Посетил спортивный клуб, где практиковались различные виды спорта, — баскетбол, волейбол, гандбол и нацбол. Встретился с любителями нацбола, молодыми парнями в кожаных куртках, с красно-черно-белыми эмблемами на рукавах, просил о содействии, и спортсмены обещали помочь. Принес ящик коньяка в мастерскую, где из папье-маше и пенопласта создавались муляжи и манекены, оставил мастерам несколько эскизов, по которым просил изготовить необходимые изображения. В баре отеля «Мариотт» посидел с железнодорожником одного из участков Транссибирской дороги, изучая вместе с ним расположение запасных путей и тупиков. Поужинал в ресторане «Кабанчик» с батюшкой приходской церкви, которую намеривался посетить Дышлов, и поинтересовался, нет ли в церковной книги записи о крещении будущего лидера коммунистов. В институте Курчатова, облачившись в скафандр, консультировался со специалистами, можно ли добывать из тела облученных чернобыльцев обогащенный уран и отправлять его в Иран на атомную электростанцию Бушер. Встретился с художником Куликом, засунувшим голову коню под хвост, так что снаружи оставались непролезающие уши, — художник дергался, издавал истошные вопли, конь бил Кулика по ушам своим возбужденным хоботом, а рядом стояла табличка с надписью: «Куликовская битва». Напоследок нанес визит к модному тележурналисту Карапузову, с которым водил давнее знакомство.

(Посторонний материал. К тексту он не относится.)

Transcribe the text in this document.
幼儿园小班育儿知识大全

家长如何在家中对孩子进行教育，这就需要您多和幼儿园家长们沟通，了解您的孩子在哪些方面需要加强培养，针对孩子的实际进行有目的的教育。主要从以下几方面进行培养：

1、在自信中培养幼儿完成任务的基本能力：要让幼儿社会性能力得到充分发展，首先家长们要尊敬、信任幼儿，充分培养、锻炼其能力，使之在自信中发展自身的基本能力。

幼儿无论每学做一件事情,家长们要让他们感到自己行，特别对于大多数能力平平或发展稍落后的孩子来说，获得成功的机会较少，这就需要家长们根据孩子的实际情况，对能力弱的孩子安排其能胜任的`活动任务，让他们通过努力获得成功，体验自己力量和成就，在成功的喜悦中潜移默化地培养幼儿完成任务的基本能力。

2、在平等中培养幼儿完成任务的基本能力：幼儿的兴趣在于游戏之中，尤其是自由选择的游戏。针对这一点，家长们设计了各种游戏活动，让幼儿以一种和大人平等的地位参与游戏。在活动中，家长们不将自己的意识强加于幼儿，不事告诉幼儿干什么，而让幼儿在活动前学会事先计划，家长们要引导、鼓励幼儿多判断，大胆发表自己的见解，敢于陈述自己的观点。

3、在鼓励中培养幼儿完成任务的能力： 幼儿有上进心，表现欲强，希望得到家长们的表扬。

Карапузов оправдывал свою фамилию, — был кругленький, с толстыми щечками, глазами-монетками и маленьким румяным ротиком, хорошо приспособленным для воздушных поцелуев, трубочек сладкого коктейля и длинных ядовитых плевков. Прежде чем сделать блестящую журналистскую карьеру, он перепробовал множество профессий. Работал в морге гримером, придавая покойникам воодушевленный, радостный вид. Подвизался на собачьей живодерне, подлавливая бездомных животных на отточенные крюки. Сам становился подопытным пациентом в экспериментальной клинике, где опробовал на себе препараты, изгоняющие кишечных паразитов. В память о пребывании в клинике он создал телепрограмму «Момент глистины», которая очень скоро превратилась в рафинированное блюдо интеллектуалов и правдоискателей. Стрижайло заручился поддержкой именитого журналиста, оставил ему спрессованные зеленоватые пачки, видя, как ловко заработали, затрещали пухленькие пальцы, словно автомат для пересчета купюр.

 

Настал черед первой поездки. Автомобильный кортеж из комфортабельной «аудио» и громоздкого «джипа» охраны примчал Дышлова и Стрижайло на сотый километр Симферопольского шоссе. Они вышли, присев в тени придорожных дубов, стали ждать «марш ученых». Престижные автомобили, чтобы не смущать оголодавших ученых, отъехали вдаль. Телекамера лежала на траве, оператор покусывал травинку. Охрана отдыхала под дубом. Дышлов, энергичный, в хорошем расположении духа, знал, что скажет ученым, с чем обратится в нацеленные телекамеры. Заготовив на этот случай несколько бодрых, непримиримых речений, поглядывал на трассу, где неслись тяжеловесные трейлеры, размытые скоростями иномарки, струился миражами асфальт.

— Положение в отечественной науке просто невыносимо, — произнес Дышлов, сурово сдвигая брови. — Доходит до того, что ученые на свои деньги покупают батарейки, чтобы проводить в лабораториях эксперименты. И после этого мы хотим, чтобы не тонули подводные лодки и не падали самолеты, — он возмущался, но не гневно, не в полную мощь, не расходуя на возмущение запасы энергии, которые станет тратить в момент телесъемки. Разминался, разогревался, как это делает спортсмен перед состязанием, сообщая мышцам гибкость и эластичность.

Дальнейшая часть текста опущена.